The Baseline Grid & Vertical Rhythm
Just how important is the baseline grid and does it have any relevance on the web today?
In the words of Robert Bringhurst who wrote The Elements of Typographic Style (many designers’ typography bible.):
the main text should also return after each variation precisely on beat and in phase.
This makes absolute perfect sense and is a given in the print world. The first thing many designers do when setting up a new document in InDesign is to create their baseline grid and select the option for everything to align to it. This is especially important when there is more than one column of text. Imagine a newspaper where the lines of text in adjacent columns didn’t line up:
So what about on the web? After all, it’s rare to have multi-column layouts at this moment.
Another famous quote from Bringhurst is:
“Space in typography is like time in music. It is infinitely divisible, but a few proportional intervals can be much more useful than a limitless choice of arbitrary quantities.”

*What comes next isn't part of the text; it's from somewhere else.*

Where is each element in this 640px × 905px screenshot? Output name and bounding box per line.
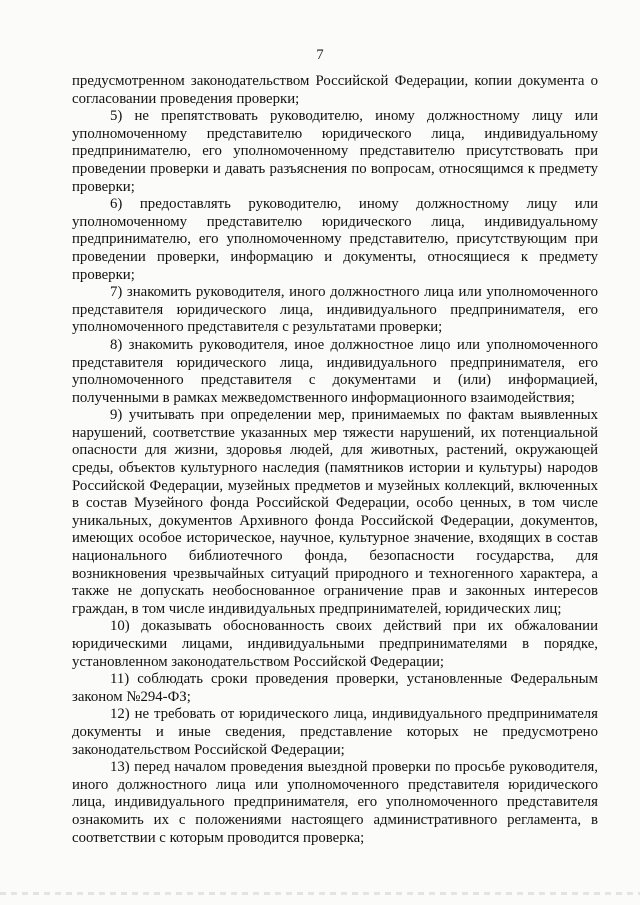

Grids, whether typographical or not are a tool. They can stop designers making arbitrary decisions but it doesn't stop there. Designing with a vertical rhythm gives the text a structured feel. Besides, although the page might only have one column it might contain asides, pull quotes, navigation, figures or anything else that would benefit from this technique.
You can see this in action on this very website from some of the early design mock-ups:
You can click on the images above to see larger versions
Technically, this is quite difficult to achieve and there are lots more downfalls and issues that get thrown up. That goes beyond the scope of this post but is something I plan to write more about soon.